在预训练语言模型的知识迁移中,一个核心难题在于判断现有知识蒸馏方法是否能够完整地将教师模型的参数化知识迁移到学生模型。本研究从可解释性的视角出发,运用解释技术来分析学生模型与教师模型推理过程的相似性。研究发现在已有知识迁移方法中,学生模型虽然能够拟合教师模型的输出分布,但并未真正掌握教师模型的运行方式。这说明了学生模型在域内测试中表现良好,而在更具挑战性的域外测试等方面出现性能下降的原因。针对这一问题,本研究提出了一种基于解释指导的知识蒸馏框架。该框架整合了现有的三种主要解释方法,用来揭示模型的推理方式,并对其中计算复杂度较高的解释方法进行了效率优化,从而提高了整个框架的运行效率。值得一提的是,该框架不受限于模型架构相似性的要求,能够实现不同架构模型之间的知识迁移。在通用自然语言理解评测集上的实验结果验证了所提出方法的有效性。

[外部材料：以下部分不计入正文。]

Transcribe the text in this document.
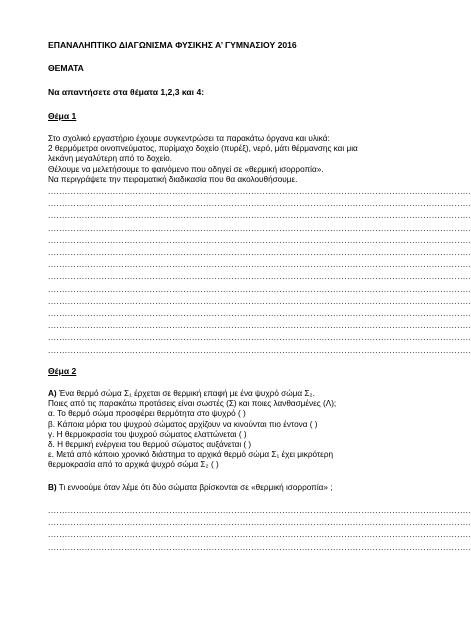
ΕΠΑΝΑΛΗΠΤΙΚΟ ΔΙΑΓΩΝΙΣΜΑ ΦΥΣΙΚΗΣ Α’ ΓΥΜΝΑΣΙΟΥ 2016
ΘΕΜΑΤΑ
Να απαντήσετε στα θέματα 1,2,3 και 4:
Θέμα 1
Στο σχολικό εργαστήριο έχουμε συγκεντρώσει τα παρακάτω όργανα και υλικά:
2 θερμόμετρα οινοπνεύματος, πυρίμαχο δοχείο (πυρέξ), νερό, μάτι θέρμανσης και μια
λεκάνη μεγαλύτερη από το δοχείο.
Θέλουμε να μελετήσουμε το φαινόμενο που οδηγεί σε «θερμική ισορροπία».
Να περιγράψετε την πειραματική διαδικασία που θα ακολουθήσουμε.
......................................................................................................................................................
......................................................................................................................................................
......................................................................................................................................................
......................................................................................................................................................
......................................................................................................................................................
......................................................................................................................................................
......................................................................................................................................................
......................................................................................................................................................
......................................................................................................................................................
......................................................................................................................................................
......................................................................................................................................................
......................................................................................................................................................
......................................................................................................................................................
......................................................................................................................................................
Θέμα 2
Α) Ένα θερμό σώμα Σ₁ έρχεται σε θερμική επαφή με ένα ψυχρό σώμα Σ₂.
Ποιες από τις παρακάτω προτάσεις είναι σωστές (Σ) και ποιες λανθασμένες (Λ);
α. Το θερμό σώμα προσφέρει θερμότητα στο ψυχρό ( )
β. Κάποια μόρια του ψυχρού σώματος αρχίζουν να κινούνται πιο έντονα ( )
γ. Η θερμοκρασία του ψυχρού σώματος ελαττώνεται ( )
δ. Η θερμική ενέργεια του θερμού σώματος αυξάνεται ( )
ε. Μετά από κάποιο χρονικό διάστημα το αρχικά θερμό σώμα Σ₁ έχει μικρότερη
θερμοκρασία από το αρχικά ψυχρό σώμα Σ₂ ( )
Β) Τι εννοούμε όταν λέμε ότι δύο σώματα βρίσκονται σε «θερμική ισορροπία» ;
......................................................................................................................................................
......................................................................................................................................................
......................................................................................................................................................
......................................................................................................................................................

2.基于信息瓶颈的预训练语言模型外部符号化知识筛选方法

在知识增强的预训练语言模型的研究中,一个关键的挑战在于如何从外部大规模的符号化知识中筛选出对模型推理过程真正有益的知识。由于注入的外部知识往往数量庞大且包含大量冗余,传统知识注入方法可能并未真正有效地提升模型性能。本研究从可解释性的视角出发,发现大部分外部知识并未对推理过程产生实质性帮助。相反,注入少量真正有用的知识,可以进一步提升模型的性能。这一发现突出了知识筛选的重要性。受自解释框架先选择再预测机制的启发,结合互信息对知识图谱此类图结构数据间关联的良好度量,本研究提出了基于信息瓶颈的知识筛选方法。该方法先识别有效的知识,再根据这些知识进行预测。具体来说,通过知识筛选模块选择外部知识,利用正确答案对所选知识打分,结合端到端训练方式使得知识筛选模块能够筛选出支持正确答案的外部知识。同时,该方法针对常识推理任务提出优化目标,并针对优化目标中互信息项不可直接优化的问题,运用变分推断方法推导出可优化的上界便于模型训练。本研究所提出的知识筛选模块轻量且与模型无关,可以集成到任何知识增强模型中。在常识推理任务的多个数据集上进行实验,结果表明向模型仅注入筛选之后的知识在多个知识增强模型上均带来了进一步的性能提升,证明本文所提出的知识筛选模块能够有效去除冗余知识。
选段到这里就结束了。